The law clearly stated that the chosen school was to be one “of the parent’s choice at which the student is accepted.”
Two families, the Carsons of Glenburn, Maine, and the Nelsons of Palermo, Maine, wanted to choose sectarian schools for their children and were denied the privilege.
Until 1981, such a choice had been perfectly acceptable. As the court noted, more than 200 Maine students had chosen to attend religious schools in the 1979-80 school year alone. But Maine’s attorney general at the time decided this violated the First Amendment — a decision subsequently written into law by Maine’s Legislature.
This is unfair, the court ruled.
“Maine has chosen to offer tuition assistance that parents may direct to the public or private schools of their choice,” the majority opinion said. “Maine’s administration of that benefit is subject to the free exercise principles governing any public benefit program — including the prohibition on denying the benefit based on a recipient’s religious exercise.”
Ironically, the modern movement against the funding of religious schools with taxpayer money originated in Maine in 1875, when Rep. James G. Blaine, a Maine congressman who later unsuccessfully ran for president in 1884, sponsored a constitutional amendment that would have written such a prohibition into the supreme law of the land.
Evidence shows he was less concerned with the teaching of religion than with courting the Protestant vote. At the time, a Protestant majority feared the influence of a growing Catholic migrant minority. When Catholics confronted Protestant practices that were woven throughout public schools, they eventually began forming their own religious schools.

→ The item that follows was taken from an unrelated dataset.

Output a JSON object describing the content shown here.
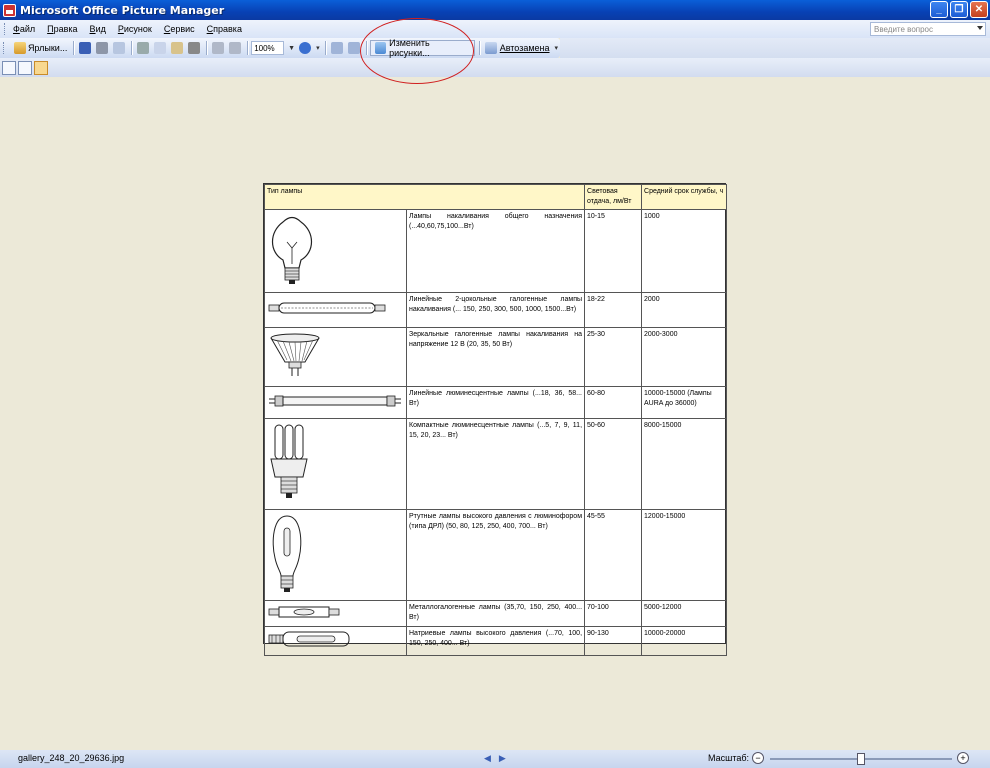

The Blaine amendment grew out of this ugly confrontation. It failed, but 37 states ended up adding a version of it in their own constitutions, where they remain today.
Blaine amendments have been used through the years to block any use of public funding, even indirectly through parental choice, for religious schools.
Today, Blaine’s sentiments have morphed into a general antipathy toward religion by some who would banish it from the public square entirely. That era appears now to be ending, and it’s about time.
The First Amendment courts the tensions that are natural in a diverse nation. Free speech and the free exercise of independent religious practices were intended to relieve those tensions and build tolerance.
That cannot happen if religious adherents are forbidden full participation, including the right to compete for the preferences of parents seeking a preferred private school for their children.